А доля у немцев на этой земле непростая.
И как ни крутись, как ни приспосабливайся, милый, а ты немец! И в Советском Союзе это судьба. От нее не уйдешь. Ты прикован к ней, как каторжник к тачке.
* * *…Когда-то вели седобородые пасторы на бескрайние просторы России переселенцев из Вестфалии, Баварии, Саксонии, Швабии, Швейцарии. Добрая немка царица Екатерина Вторая пригласила их сюда. Для новой жизни. На Украине, Кавказе. А больше всего в Поволжье.

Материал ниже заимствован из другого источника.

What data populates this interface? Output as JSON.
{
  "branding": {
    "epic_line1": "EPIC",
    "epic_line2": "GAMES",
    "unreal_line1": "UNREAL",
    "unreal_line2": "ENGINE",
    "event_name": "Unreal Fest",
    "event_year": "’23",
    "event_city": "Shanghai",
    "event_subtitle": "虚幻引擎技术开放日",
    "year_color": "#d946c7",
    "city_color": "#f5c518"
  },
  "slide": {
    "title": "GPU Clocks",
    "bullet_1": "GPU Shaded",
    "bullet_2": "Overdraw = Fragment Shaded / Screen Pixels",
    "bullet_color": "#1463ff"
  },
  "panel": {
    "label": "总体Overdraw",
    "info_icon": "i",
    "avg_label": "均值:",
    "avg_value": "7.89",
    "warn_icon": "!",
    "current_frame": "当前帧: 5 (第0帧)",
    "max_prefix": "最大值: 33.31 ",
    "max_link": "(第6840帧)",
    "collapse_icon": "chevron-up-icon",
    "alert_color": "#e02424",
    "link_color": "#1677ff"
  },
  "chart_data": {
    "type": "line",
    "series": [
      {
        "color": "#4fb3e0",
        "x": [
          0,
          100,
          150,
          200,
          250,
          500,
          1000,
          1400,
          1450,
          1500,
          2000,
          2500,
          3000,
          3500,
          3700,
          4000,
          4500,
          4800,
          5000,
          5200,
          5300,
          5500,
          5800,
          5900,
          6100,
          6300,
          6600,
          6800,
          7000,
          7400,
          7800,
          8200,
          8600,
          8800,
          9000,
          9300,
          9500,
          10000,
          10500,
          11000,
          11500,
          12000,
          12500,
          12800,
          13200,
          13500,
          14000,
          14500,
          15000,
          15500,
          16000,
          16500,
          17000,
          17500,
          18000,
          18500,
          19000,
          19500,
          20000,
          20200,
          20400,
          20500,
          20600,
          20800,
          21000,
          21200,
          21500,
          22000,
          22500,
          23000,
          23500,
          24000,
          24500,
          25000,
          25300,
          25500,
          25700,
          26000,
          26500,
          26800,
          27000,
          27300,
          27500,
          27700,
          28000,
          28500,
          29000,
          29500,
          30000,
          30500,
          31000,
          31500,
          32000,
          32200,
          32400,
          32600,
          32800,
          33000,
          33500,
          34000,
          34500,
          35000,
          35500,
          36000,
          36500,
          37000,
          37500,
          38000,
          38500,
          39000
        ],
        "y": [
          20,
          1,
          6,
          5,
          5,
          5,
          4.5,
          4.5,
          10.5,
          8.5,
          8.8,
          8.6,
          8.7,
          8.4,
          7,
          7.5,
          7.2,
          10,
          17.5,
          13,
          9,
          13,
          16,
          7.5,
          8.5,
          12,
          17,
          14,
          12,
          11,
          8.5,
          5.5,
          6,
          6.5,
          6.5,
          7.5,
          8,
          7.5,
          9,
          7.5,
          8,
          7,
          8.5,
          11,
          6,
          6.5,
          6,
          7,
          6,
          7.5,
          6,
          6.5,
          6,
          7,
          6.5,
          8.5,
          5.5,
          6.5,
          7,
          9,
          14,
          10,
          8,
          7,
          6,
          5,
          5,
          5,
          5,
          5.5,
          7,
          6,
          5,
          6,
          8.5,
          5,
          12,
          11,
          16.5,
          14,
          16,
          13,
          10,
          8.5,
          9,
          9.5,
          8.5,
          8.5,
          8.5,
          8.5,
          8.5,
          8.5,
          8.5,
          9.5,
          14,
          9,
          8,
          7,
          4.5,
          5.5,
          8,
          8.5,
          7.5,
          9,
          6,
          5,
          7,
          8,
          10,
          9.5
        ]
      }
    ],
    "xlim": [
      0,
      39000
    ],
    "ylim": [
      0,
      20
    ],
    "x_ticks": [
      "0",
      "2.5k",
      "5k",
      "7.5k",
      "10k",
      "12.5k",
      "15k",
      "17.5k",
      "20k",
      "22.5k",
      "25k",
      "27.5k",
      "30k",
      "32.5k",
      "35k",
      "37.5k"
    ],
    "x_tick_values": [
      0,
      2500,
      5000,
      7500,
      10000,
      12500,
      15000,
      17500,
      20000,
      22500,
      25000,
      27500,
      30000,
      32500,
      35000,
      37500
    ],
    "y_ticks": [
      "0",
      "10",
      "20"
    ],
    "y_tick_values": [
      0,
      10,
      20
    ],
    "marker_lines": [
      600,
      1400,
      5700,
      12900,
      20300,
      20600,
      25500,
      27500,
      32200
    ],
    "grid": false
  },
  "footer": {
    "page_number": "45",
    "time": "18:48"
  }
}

И казалось всем, что останутся они тут навсегда. Обрусеют. Войдут в русскую культуру. Впишутся в суперэтнос. Станут своими. Так оно и получилось. Появились Фонвизины, Феты, Брюлловы, Крузенштерны, Шмидты, Литке, Якоби, Бауманы, Пестели. Русские немцы.

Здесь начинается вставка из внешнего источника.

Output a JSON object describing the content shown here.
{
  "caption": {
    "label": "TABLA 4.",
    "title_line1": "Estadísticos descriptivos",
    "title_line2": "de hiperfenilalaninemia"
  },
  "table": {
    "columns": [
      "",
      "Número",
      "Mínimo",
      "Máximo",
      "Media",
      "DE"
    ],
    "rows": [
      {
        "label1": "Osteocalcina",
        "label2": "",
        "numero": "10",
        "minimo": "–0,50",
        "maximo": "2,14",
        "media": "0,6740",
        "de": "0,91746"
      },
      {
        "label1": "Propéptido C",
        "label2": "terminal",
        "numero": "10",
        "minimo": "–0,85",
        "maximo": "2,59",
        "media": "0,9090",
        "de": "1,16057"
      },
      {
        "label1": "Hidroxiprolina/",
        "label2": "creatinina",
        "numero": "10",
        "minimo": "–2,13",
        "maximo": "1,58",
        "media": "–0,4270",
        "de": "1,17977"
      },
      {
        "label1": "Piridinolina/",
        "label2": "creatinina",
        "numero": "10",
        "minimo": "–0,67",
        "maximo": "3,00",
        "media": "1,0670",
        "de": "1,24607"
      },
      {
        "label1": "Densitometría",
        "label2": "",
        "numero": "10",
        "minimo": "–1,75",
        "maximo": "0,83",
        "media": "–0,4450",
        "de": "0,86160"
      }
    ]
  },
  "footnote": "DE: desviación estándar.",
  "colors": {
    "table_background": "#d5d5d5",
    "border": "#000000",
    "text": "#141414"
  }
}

А потом грянула революция.
Коммунисты поманили немцев автономией. Своей республикой. И немцы честно помогали большевикам. Даже в Первой конной армии Буденного был немецкий кавалерийский полк.

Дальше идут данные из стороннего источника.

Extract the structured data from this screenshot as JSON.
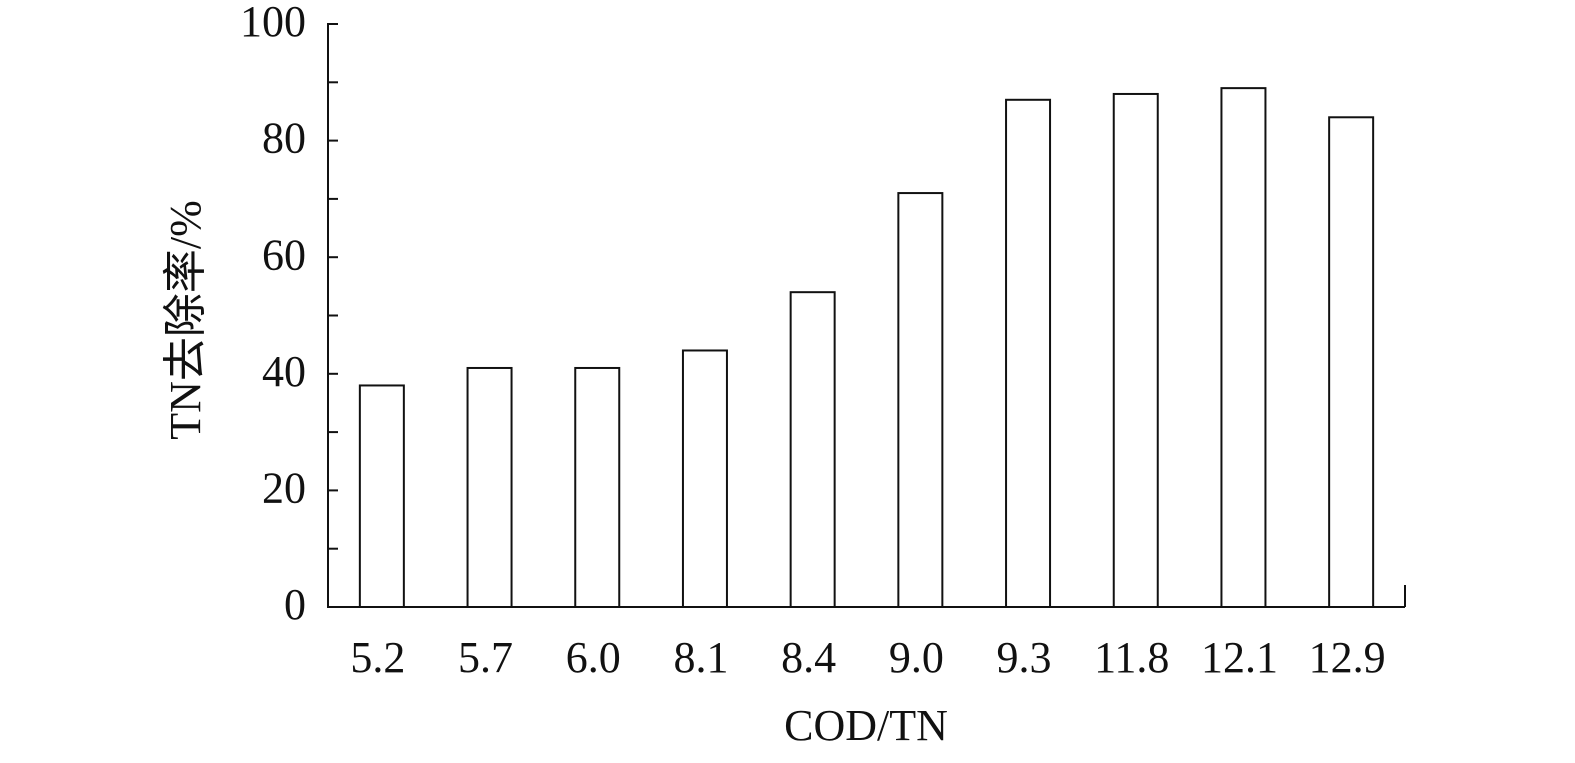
{
  "chart_data": {
    "type": "bar",
    "x_label": "COD/TN",
    "y_label": "TN去除率/%",
    "categories": [
      "5.2",
      "5.7",
      "6.0",
      "8.1",
      "8.4",
      "9.0",
      "9.3",
      "11.8",
      "12.1",
      "12.9"
    ],
    "values": [
      38,
      41,
      41,
      44,
      54,
      71,
      87,
      88,
      89,
      84
    ],
    "color": "#ffffff",
    "ylim": [
      0,
      100
    ],
    "yticks": [
      0,
      20,
      40,
      60,
      80,
      100
    ],
    "minor_yticks": [
      10,
      30,
      50,
      70,
      90
    ],
    "grid": false
  }
}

А вот Вторая мировая поставила точку на их благоденствии. Уже в августе сорок первого автономию ликвидировали. А народ выслали «к черту на кулички». Кого в таежную Сибирь, кого в Казахстан. В голые, безводные степи. В трудовые лагеря.
После войны ждали восстановления справедливости. И дождались нового указа. Кто рыпнется возвращаться домой в Поволжье — тому двадцать лет каторжных работ.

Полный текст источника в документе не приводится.